Romney, however, claims that by making these cuts to Medicare, 15 percent of hospitals and nursing homes as well as 50 percent of doctors will no longer take Medicare patients. He advocates that the private sector is better equipped to minimize costs.

“These are enterprises competing with each other,” Romney said. “The private market and individual responsibility always work best.”

The candidates agreed that financial regulations should be put in place to prevent Wall Street from producing future economic turmoil.

The final debate topic was education, for which both candidates affirmed their fierce commitment to reform.

Obama noted the Race to the Top program, which allocated funding for states that made educational reforms, resulting in 46 states “who have made a real difference.”

He also advocated hiring 100,000 new math and science teachers to “maintain our technological lead.”

Romney denied Obama’s claims that he would cut education funding, criticizing Obama’s $90 billion dollars for green jobs, which he claims would have hired two million teachers.

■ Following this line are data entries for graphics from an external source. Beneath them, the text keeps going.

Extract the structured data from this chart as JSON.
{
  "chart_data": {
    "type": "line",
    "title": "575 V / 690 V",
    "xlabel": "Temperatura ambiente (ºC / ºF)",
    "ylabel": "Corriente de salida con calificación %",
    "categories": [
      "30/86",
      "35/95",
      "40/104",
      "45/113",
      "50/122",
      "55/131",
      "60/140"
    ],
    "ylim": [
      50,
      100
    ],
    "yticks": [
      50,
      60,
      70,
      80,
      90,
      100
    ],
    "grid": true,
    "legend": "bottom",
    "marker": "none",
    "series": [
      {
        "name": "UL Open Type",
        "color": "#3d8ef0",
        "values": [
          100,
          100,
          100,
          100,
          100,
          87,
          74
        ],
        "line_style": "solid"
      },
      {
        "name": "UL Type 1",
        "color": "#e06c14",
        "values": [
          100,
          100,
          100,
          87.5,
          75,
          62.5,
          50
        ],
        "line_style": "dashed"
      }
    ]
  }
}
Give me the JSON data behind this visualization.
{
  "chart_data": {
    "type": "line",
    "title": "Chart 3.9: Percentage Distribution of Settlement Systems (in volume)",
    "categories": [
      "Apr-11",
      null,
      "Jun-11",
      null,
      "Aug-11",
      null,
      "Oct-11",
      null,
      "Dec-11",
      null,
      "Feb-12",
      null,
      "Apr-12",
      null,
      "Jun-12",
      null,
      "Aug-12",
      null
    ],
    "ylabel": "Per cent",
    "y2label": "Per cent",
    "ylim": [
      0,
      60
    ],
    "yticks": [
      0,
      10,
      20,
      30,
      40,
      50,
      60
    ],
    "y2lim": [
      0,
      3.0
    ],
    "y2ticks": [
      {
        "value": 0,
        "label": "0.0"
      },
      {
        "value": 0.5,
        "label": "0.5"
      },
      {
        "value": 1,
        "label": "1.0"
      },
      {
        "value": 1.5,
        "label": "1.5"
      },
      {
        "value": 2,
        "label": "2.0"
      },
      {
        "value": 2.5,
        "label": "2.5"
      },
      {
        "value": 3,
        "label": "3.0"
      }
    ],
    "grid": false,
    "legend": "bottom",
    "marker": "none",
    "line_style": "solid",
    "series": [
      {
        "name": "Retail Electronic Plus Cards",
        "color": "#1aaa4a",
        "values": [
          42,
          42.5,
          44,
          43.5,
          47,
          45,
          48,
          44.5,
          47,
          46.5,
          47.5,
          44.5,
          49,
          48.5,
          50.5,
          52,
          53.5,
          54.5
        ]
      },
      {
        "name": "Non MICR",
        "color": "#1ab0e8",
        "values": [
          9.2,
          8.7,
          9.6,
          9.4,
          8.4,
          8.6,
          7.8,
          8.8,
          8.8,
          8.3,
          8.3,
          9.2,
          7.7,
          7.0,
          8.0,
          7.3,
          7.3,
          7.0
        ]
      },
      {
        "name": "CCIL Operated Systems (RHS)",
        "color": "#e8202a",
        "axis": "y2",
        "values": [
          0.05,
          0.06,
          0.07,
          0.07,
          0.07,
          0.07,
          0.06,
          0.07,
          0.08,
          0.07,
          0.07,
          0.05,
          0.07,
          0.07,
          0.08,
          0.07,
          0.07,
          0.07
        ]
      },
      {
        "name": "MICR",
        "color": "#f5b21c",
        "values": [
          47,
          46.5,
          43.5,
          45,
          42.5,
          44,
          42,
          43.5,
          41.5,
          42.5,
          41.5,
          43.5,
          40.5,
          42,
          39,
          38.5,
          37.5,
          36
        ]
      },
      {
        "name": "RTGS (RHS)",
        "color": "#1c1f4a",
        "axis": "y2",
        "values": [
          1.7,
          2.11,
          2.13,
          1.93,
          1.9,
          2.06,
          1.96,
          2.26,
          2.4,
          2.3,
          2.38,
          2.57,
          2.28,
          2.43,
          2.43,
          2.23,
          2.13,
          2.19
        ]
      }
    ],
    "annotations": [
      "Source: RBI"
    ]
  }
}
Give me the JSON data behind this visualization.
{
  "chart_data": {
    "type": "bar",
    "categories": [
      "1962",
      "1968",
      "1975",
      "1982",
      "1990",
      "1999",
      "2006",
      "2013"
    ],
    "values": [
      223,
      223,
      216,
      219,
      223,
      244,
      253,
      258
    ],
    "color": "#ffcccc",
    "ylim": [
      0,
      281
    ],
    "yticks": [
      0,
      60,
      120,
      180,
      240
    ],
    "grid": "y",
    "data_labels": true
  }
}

“I propose we grade our schools … so parents know which schools are succeeding and failing,” Romney said. “Massachusetts’ schools are ranked number one in the nation. It’s because I care about education for all of our kids.”

“My faith and confidence in the American future is undiminished,” Obama said in his closing statements. “The question now is how to build on our strengths.”

“I’m concerned with the direction of America over the past four years,” Romney closed with. “I will keep America strong and get America’s middle class working again.”